The National Association of Realtors has some tax advice for users of the internet: Don’t believe everything you read.
In anticipation that I will hear from some people about this false rumor, I have decided to publish this blog post with a link to the actual article. You have to read the article for all the details, but here is the example the article mentions.
Example: A married couple with MAGI of $325,000 purchased a home in California many years ago for $350,000 and sold it this year for $900,000, realizing a gain of $550,000. After excluding $500,000 gain under Sec. 121, they are left with $50,000 investment income (assume they have no other investment income). Since their AGI is $75,000 over the tax’s threshold amount for married taxpayers filing jointly, the lesser amount of $50,000 would be subject to taxation.

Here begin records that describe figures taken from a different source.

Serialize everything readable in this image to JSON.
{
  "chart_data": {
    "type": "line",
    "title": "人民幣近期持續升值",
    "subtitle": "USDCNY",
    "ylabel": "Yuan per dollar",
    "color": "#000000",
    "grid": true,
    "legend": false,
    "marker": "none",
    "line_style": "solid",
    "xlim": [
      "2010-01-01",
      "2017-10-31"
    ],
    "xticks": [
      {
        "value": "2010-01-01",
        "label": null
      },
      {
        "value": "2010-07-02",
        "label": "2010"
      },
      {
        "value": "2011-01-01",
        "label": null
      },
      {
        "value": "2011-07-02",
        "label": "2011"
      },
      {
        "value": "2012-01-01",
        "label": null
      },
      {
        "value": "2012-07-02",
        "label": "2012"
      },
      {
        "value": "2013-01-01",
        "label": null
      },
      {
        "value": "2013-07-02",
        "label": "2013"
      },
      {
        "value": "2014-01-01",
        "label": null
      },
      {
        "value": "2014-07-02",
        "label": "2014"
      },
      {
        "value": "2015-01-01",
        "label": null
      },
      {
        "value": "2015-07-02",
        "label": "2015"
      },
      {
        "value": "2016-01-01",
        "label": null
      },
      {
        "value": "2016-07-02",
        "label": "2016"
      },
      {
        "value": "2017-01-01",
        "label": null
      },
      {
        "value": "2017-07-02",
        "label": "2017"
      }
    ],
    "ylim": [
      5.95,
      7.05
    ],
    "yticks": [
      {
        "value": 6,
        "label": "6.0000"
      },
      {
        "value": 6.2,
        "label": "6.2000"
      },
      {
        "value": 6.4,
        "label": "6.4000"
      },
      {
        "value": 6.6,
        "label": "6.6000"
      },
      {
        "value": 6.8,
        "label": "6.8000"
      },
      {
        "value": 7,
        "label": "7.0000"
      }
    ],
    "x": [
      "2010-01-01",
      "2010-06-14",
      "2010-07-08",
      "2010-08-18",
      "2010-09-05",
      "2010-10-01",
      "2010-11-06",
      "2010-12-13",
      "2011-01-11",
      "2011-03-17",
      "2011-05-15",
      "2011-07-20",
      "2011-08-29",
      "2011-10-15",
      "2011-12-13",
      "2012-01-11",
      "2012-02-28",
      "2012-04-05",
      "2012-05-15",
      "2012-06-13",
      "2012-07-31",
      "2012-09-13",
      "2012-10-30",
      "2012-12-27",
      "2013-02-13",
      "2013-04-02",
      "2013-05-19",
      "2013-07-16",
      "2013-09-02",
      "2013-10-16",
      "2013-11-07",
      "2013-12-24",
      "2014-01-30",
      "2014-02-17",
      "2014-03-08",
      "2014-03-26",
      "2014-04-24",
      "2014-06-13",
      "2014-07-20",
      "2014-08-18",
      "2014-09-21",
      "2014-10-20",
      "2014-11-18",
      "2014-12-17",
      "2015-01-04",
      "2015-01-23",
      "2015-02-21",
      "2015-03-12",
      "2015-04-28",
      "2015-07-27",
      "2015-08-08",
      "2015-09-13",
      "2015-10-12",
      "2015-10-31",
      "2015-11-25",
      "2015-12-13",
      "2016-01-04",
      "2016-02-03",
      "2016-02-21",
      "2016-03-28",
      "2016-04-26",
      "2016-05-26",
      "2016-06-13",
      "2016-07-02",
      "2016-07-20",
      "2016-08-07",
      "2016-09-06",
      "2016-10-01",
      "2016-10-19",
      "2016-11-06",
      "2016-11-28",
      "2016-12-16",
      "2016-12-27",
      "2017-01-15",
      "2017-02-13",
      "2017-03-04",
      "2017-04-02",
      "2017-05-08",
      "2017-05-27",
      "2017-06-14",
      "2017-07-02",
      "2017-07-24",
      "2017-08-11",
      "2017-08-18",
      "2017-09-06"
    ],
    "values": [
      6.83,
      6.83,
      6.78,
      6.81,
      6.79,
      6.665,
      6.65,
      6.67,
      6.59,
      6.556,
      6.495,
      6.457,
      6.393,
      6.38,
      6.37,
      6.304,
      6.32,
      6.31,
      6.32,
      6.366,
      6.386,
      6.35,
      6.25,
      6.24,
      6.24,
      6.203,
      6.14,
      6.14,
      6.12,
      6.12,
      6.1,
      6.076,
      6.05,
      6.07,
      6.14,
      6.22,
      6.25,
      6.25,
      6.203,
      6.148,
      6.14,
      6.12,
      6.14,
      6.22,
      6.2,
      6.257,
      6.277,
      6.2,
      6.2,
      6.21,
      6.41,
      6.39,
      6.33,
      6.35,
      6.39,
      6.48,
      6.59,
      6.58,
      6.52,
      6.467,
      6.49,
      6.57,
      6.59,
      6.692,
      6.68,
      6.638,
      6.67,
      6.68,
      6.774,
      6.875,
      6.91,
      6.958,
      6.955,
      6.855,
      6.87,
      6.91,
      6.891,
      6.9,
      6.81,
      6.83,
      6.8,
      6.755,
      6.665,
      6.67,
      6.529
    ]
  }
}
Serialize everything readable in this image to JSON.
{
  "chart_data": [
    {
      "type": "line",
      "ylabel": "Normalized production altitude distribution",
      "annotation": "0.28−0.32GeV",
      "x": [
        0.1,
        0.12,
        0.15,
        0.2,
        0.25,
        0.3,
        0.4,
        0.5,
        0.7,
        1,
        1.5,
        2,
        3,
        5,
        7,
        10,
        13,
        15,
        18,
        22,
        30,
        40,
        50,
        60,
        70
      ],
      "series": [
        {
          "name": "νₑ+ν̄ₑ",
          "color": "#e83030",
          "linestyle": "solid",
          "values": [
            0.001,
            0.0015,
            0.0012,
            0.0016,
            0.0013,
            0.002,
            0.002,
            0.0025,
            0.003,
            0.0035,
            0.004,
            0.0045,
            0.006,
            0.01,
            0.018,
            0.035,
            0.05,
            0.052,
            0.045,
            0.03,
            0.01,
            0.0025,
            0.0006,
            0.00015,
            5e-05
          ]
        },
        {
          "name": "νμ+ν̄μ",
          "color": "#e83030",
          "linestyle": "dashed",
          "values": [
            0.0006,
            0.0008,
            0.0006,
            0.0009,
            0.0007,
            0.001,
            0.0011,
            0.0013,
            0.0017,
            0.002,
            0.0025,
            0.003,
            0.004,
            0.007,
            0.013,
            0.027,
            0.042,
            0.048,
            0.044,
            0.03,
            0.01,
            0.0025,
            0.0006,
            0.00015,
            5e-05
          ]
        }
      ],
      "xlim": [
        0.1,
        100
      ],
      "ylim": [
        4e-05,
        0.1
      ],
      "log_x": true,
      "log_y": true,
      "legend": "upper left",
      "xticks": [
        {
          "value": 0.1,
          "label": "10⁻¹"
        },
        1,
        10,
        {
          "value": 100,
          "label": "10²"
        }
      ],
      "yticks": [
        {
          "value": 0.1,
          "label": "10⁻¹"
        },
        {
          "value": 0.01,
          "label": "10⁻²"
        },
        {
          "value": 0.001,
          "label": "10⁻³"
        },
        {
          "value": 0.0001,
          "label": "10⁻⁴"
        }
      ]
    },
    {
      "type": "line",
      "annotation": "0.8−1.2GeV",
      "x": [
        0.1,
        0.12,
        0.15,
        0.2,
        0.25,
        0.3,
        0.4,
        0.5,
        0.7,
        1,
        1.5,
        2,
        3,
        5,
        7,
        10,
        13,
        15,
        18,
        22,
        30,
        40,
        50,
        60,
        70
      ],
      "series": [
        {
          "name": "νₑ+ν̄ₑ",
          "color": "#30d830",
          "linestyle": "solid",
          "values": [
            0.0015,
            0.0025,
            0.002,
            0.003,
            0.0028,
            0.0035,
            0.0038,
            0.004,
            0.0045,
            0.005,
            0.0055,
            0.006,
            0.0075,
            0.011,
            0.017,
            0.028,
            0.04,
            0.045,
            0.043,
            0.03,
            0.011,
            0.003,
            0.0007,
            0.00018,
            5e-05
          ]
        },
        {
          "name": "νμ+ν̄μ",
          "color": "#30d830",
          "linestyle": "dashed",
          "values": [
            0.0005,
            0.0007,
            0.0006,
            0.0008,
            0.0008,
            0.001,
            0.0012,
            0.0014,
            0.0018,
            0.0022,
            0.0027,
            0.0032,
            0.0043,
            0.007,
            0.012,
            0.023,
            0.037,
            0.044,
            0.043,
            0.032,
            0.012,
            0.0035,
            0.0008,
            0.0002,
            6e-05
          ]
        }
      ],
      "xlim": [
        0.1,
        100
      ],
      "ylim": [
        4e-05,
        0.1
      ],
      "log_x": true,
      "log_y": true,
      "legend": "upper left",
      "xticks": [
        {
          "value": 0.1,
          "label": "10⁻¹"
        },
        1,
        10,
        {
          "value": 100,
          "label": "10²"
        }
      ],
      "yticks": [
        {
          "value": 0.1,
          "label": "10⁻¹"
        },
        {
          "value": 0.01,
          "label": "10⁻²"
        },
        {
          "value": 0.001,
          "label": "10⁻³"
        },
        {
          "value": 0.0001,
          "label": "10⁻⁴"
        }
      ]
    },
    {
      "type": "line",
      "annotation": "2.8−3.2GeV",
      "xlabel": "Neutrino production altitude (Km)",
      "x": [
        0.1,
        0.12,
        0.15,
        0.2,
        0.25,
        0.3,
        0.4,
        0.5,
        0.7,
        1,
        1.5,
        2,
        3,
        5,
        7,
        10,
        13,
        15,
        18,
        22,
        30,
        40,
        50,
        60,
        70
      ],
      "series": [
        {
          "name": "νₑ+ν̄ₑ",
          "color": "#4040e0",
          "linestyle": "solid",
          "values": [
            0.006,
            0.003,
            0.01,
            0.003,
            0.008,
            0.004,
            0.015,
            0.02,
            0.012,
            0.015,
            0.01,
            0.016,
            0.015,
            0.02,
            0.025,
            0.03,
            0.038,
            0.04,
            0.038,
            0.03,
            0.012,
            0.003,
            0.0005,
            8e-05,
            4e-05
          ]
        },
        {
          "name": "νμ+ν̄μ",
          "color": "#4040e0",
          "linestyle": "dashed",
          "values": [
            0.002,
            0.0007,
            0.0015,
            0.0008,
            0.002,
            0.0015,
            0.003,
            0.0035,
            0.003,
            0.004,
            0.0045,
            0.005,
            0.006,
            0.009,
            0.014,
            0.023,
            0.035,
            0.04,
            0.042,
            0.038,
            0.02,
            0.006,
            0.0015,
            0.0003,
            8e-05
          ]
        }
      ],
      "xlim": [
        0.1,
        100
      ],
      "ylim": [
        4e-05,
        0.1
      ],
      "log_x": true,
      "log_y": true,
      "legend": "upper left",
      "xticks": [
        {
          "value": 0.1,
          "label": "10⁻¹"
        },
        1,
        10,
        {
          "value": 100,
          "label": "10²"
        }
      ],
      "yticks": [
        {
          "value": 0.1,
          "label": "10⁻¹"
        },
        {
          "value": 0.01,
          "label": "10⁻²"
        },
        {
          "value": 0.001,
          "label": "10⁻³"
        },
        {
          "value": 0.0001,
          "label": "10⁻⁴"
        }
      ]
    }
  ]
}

At 3.8% they would owe $1,900.
So first, this couple had a $325,000 modified adjusted gross income and then they sold a house for a gain of $550,000. Their tax on the real estate transaction of $1,900 amounted to 0.35% of their real estate gain. Moreover, they had $325,000 modified adjusted gross income beyond the real estate gain to cover the $1,900 tax. I don’t think they will have to choose between paying their taxes and eating their next meal over a tax bill of this size.